Anyway, I basically feel like a failure because I have performed under the standards at which I would like to have met or exceeded. This isn't so bad at all--ultimately, in a pragmatic sense, what matters isn't how I feel I did, but how I actually did--but what sticks with me is not whether or not I failed (and a C, even if it disappoints, is hardly a failure,) but whether or not I feel like I failed. This could mean that my standards for success are unrealistic and need redefinition--after all, can I really expect myself to complete and turn in every assignment perfectly, to understand each concept, to get an A on each test and quiz, and to be a productive member of the classroom environment, all while struggling to adapt to a new environment, dealing with the problems of long-term depression, struggling to both stay awake during the day and to sleep at night, struggling with feelings of inadequacy and self-doubt, and generally being maladjusted and disaffected? The A student is the exceptional student, but not the average, and not necessarily even the ideal. We can't all be "A students" all the time. I was in high school, I'm not right now, I may be later on in my life. I ought to be content with that, and in time I may be. No mistake is too large or too unbearable that it can't be remedied by careful and appealing rationalization. It may be an uncomfortable truth, but it is a truth nonetheless--we cope and move on my rationalizing and by accepting our failures and successes. It is better to live with a failure and to not allow it to hold your life back than it is to become consumed by failure and to allow it to ruin your life. No life deserves being ruined, and nobody's life can be ruined without their consent. Again, this all feels like rationalization, but it's a conclusion that I can see the value in. We must move on, even if we are aiming at nothing but contentment. I could question why we must move on, and I have, but that, I feel, is for another post.

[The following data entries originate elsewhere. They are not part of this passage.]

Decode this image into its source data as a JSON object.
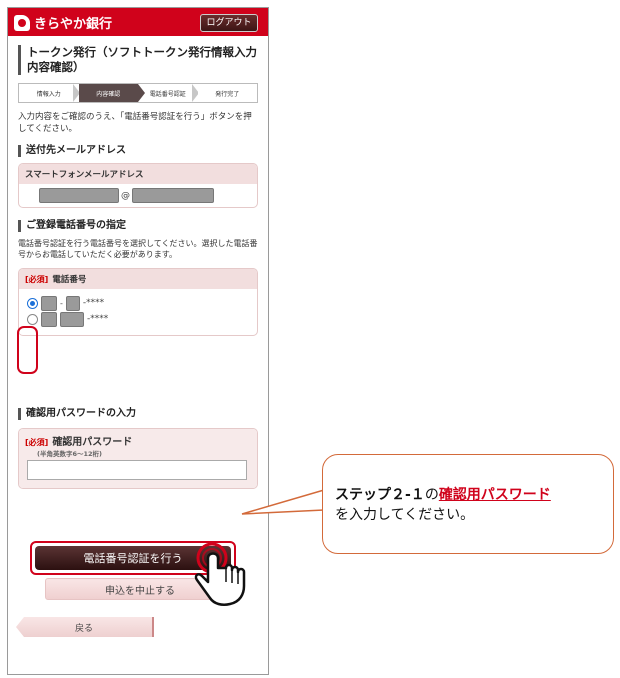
{
  "header": {
    "bank_name": "きらやか銀行",
    "logout_label": "ログアウト"
  },
  "page_title": "トークン発行（ソフトトークン発行情報入力内容確認）",
  "steps": [
    {
      "label": "情報入力"
    },
    {
      "label": "内容確認"
    },
    {
      "label": "電話番号認証"
    },
    {
      "label": "発行完了"
    }
  ],
  "intro_text": "入力内容をご確認のうえ、「電話番号認証を行う」ボタンを押してください。",
  "email_section": {
    "heading": "送付先メールアドレス",
    "card_title": "スマートフォンメールアドレス",
    "at_sign": "@"
  },
  "phone_section": {
    "heading": "ご登録電話番号の指定",
    "description": "電話番号認証を行う電話番号を選択してください。選択した電話番号からお電話していただく必要があります。",
    "required_tag": "[必須]",
    "card_title": "電話番号",
    "options": [
      {
        "masked": "-****",
        "selected": true
      },
      {
        "masked": "-****",
        "selected": false
      }
    ]
  },
  "password_section": {
    "heading": "確認用パスワードの入力",
    "required_tag": "[必須]",
    "label": "確認用パスワード",
    "hint": "(半角英数字6～12桁)",
    "value": ""
  },
  "buttons": {
    "verify_label": "電話番号認証を行う",
    "cancel_label": "申込を中止する",
    "back_label": "戻る"
  },
  "callout": {
    "prefix": "ステップ２-１",
    "particle": "の",
    "highlight": "確認用パスワード",
    "suffix": "を入力してください。"
  },
  "colors": {
    "brand_red": "#d0021b",
    "callout_border": "#d36a3a"
  }
}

I had homework for my accounting course. I struggled with it and didn't complete it--I began it, but have only incomplete work for both problems on the assignment. I felt awful when I finally gave up on it, but in retrospect I feel like it simply doesn't matter how poorly I did on that assignment. It is, perhaps, more important that I spent the early morning listening to jazz, reading Time magazine, and writing my mind out on my new blog. I love blogging--I love the idea of the blog, I love the antecedents to the blog, and I love the fact that it's so damn easy to do this shit.